Но, кажется, я не про это с вами говорила, и мне странно, что сцепление моих мыслей могло меня перебросить к безмятежным бабушкам от мятежных случаев походной жизни их потомков.
После утомительно медленных походов, когда полк приходит на желанную квартиру, каждый спешит водвориться, убраться, быть у себя. Собственность каждого мало-помалу приводится в порядок. Дымная, грязная изба принимает вид некоторой опрятности, дотоле ей неизвестной, ковры защищают оконницы от солнца и пол от стужи. Все принадлежности временного хозяина располагаются по удобнейшим местам, то есть всякая из них там, где может скорее броситься в ищущие их глаза.
У нас все прибрано, все скрыто и неприметно во множестве вещей и украшений, изобретенных роскошью и общежитием, но тут, в тесноте и недостатке, трудно подчинить предметы условному устройству, трудно даже скрасть улику слабости. Предатель штоф изобличает поклонника Вакха, колода карт доносит на игрока.
Однако и физиолог, и наблюдатель задумались бы не раз, войдя в избу, где стоял полковник Валевич. Мудрено было бы им уяснить себе свои впечатления, разгадать видимое ими. Это жилище казалось созданным нарочно, чтобы сбивать все догадки и упреждать все заключения на счет жильца. Его товарищи уверяли, что хандра находила на них, когда они засиживались у него, а рядовые и денщики, когда служба или случай призывали их к полковнику, крестились, переступая порог, и отчурывались на возвратном пути. Вечером народ обходил с ужасом это запретное жилище, и в селах, где стаивал Ф…ский гусарский полк, долго-долго говорили не без трепета и не без удивления о причудливых обычаях странного Валевича, того высокого и бледного полковника, с седеющими черными кудрями и никогда не улыбающимся лицом.
Куда ни приходил Валевич с своим эскадроном, всюду его комната обивалась снизу доверху черным сукном. Его кровать имела совершенно вид и форму гроба и была из черного дерева, на винтах, чтобы удобнее складываться на дорогу. Над письменным столом, который равно обит был черным, висел всегда пистолет, и ничья рука, кроме руки полковника, не прикасалась к нему. Но и сам полковник никогда не употреблял его. Пистолета не заряжали, не чистили, он был не любимым оружием, но таинственным залогом чего-то давнишнего, чего-то мрачного и незабвенного.

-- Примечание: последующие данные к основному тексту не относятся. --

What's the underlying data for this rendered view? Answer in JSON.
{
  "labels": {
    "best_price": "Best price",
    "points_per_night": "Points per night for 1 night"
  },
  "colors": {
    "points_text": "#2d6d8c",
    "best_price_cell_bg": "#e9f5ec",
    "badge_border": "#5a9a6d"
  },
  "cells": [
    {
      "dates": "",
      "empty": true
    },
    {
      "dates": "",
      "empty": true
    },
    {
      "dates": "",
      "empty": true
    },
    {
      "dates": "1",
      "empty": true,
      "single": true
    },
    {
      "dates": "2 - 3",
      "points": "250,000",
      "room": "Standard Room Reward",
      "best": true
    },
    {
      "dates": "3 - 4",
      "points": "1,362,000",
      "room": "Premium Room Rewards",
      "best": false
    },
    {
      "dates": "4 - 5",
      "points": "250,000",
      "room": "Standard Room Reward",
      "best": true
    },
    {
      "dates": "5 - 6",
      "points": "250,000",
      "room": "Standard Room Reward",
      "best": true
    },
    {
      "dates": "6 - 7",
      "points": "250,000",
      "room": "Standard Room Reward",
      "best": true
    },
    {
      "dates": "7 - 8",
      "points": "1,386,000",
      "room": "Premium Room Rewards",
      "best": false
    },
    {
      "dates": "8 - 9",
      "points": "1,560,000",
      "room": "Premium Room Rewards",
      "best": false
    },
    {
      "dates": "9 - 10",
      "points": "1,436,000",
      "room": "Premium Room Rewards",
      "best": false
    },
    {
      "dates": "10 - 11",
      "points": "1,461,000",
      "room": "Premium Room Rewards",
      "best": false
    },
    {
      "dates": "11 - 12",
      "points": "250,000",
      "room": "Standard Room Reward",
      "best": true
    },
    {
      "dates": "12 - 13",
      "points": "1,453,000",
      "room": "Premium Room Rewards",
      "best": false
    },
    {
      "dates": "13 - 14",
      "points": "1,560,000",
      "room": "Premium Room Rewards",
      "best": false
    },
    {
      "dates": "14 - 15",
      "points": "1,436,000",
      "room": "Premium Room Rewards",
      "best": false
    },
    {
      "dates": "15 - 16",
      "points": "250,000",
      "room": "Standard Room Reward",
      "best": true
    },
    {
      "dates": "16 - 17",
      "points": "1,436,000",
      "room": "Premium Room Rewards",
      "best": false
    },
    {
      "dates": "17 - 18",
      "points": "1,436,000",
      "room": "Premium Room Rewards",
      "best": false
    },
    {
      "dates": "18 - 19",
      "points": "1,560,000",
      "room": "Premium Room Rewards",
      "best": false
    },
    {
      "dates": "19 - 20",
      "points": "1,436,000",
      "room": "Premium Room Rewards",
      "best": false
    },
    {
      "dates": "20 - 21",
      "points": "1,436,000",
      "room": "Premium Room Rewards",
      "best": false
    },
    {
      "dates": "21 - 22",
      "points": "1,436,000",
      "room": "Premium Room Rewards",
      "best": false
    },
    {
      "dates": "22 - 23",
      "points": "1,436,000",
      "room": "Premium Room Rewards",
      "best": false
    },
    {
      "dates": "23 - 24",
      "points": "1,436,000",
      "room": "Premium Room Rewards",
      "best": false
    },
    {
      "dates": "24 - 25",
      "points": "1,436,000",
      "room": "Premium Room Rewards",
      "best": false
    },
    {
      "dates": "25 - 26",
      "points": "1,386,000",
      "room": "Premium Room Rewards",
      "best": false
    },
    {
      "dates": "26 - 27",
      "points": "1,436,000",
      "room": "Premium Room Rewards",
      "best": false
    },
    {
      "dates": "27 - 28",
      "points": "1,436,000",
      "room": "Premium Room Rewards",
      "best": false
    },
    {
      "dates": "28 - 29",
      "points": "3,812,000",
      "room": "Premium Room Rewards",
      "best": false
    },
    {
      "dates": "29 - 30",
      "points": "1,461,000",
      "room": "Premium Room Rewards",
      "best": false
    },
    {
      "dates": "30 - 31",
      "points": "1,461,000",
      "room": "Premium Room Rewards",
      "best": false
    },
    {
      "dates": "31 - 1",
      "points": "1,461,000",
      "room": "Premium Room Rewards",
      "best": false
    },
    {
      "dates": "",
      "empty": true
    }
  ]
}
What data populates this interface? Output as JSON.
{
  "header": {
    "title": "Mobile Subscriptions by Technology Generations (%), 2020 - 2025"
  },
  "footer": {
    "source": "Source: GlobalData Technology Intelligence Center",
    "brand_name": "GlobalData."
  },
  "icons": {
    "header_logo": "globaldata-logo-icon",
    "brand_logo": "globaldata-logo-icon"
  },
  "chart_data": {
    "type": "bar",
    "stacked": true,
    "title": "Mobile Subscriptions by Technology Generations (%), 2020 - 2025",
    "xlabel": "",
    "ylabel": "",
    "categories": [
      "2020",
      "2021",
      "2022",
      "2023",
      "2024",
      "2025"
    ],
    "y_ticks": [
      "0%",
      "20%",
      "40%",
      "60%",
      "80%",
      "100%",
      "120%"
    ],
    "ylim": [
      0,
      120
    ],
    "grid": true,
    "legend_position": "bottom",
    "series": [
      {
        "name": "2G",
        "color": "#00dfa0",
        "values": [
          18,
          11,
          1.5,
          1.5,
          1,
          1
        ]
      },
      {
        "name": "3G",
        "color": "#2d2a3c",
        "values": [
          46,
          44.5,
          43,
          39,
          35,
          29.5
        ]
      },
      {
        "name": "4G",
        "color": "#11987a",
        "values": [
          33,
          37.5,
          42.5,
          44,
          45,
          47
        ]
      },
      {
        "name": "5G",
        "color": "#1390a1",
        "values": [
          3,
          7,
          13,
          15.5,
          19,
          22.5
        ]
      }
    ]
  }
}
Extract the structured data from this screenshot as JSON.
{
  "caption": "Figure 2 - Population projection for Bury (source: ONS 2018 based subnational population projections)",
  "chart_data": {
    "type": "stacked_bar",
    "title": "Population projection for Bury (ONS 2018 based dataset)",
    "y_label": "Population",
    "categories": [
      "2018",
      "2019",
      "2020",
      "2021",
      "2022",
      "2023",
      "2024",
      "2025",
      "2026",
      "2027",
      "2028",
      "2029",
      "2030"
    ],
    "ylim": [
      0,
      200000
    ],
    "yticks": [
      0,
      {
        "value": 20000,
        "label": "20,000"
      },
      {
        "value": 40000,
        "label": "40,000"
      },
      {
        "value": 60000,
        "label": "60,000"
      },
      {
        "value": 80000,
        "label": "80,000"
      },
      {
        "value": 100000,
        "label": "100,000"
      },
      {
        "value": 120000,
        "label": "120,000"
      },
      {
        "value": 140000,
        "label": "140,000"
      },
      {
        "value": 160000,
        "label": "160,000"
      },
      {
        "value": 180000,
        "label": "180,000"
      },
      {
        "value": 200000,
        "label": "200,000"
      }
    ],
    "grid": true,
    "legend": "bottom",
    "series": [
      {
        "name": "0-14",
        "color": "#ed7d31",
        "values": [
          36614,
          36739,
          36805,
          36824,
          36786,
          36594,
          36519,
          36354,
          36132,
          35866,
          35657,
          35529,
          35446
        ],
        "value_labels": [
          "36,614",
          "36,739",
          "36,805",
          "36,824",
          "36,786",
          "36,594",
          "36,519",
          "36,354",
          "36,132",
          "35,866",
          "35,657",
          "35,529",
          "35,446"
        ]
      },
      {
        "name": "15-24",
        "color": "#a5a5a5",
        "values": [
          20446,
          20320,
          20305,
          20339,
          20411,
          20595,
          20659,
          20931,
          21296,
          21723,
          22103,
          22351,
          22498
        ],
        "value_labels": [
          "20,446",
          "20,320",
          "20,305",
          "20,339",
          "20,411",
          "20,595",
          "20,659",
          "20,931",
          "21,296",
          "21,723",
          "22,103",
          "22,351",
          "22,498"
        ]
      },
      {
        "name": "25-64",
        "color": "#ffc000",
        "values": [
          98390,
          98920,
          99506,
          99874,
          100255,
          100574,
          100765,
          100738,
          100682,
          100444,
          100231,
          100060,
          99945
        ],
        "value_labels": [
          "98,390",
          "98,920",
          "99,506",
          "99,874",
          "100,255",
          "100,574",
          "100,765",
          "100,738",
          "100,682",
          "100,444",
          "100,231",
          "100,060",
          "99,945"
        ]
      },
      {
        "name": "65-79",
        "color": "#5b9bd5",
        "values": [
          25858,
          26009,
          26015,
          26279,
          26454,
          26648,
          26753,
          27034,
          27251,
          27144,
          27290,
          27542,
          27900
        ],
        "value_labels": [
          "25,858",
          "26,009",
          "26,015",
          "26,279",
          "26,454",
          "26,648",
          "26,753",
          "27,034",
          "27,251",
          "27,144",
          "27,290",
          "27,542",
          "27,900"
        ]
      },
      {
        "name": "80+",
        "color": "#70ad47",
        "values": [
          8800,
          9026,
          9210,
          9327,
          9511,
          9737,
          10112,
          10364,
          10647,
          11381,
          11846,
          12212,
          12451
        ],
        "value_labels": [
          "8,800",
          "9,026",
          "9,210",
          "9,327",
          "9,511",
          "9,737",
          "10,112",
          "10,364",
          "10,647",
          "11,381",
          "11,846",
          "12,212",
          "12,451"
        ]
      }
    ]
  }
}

Под ним в стену вколачивался крючок, а на крючке висела пуля, приделанная к петле. Ее величина и соразмерность явно доказывали, что она некогда служила зарядом своему соседу. Ржавчина съедала пулю, ржавчина старая и красноватая, да еще виднелись на ней какие-то неизгладимые пятна, говорили, что это были следы запекшейся крови. Конечно, кровь эту с намерением не смывали…
На столе днем и ночью горела лампада, выделанная из человеческого черепа, сквозь отверстия коего проливалось унылое сияние, озарявшее стоявшую за лампадою картину, голову молодого человека редкой красоты. Горизонтальное положение этой головы, ее закрытые глаза и осунувшиеся черты, ее желтоватые оттенки достаточно свидетельствовали, что она была списана с мертвеца. Но ничего болезненного, ничего страдальческого не было заметно в этом списке, разрушение не обезобразило лица юноши, медленная борьба со смертью не наложила на него заранее печати тления, и он, безжизненный, являлся еще в полном цвете жизни и молодости. Явно было, что смерть нечаянно схватила его, что громовый удар прервал биение его сердца, остановил в его жилах кипящую кровь. Он был так миловиден, так хорош, так привлекателен, что нельзя было смотреть на него равнодушно. Его красота была из тех, которые предвещают силу, мысль, страсти, и, взирая на закрытые глаза, нельзя было не угадывать, что некогда они горели, сияли и очаровывали. Выражение и игра физиономии покинули благородные черты лица, но в них еще отражался отблеск прекрасной души, но луч небесный озарял его высокий лоб, полный идеальной чистоты, но улыбка еще не совсем слетела с побледневших уст. Голова была окружена прозрачной пеленою облаков, и мастерство художника умело заставить ее отделиться от них так искусно, что она казалась совсем выдавшеюся из богатой черного дерева рамы, украшенной золотою резьбою.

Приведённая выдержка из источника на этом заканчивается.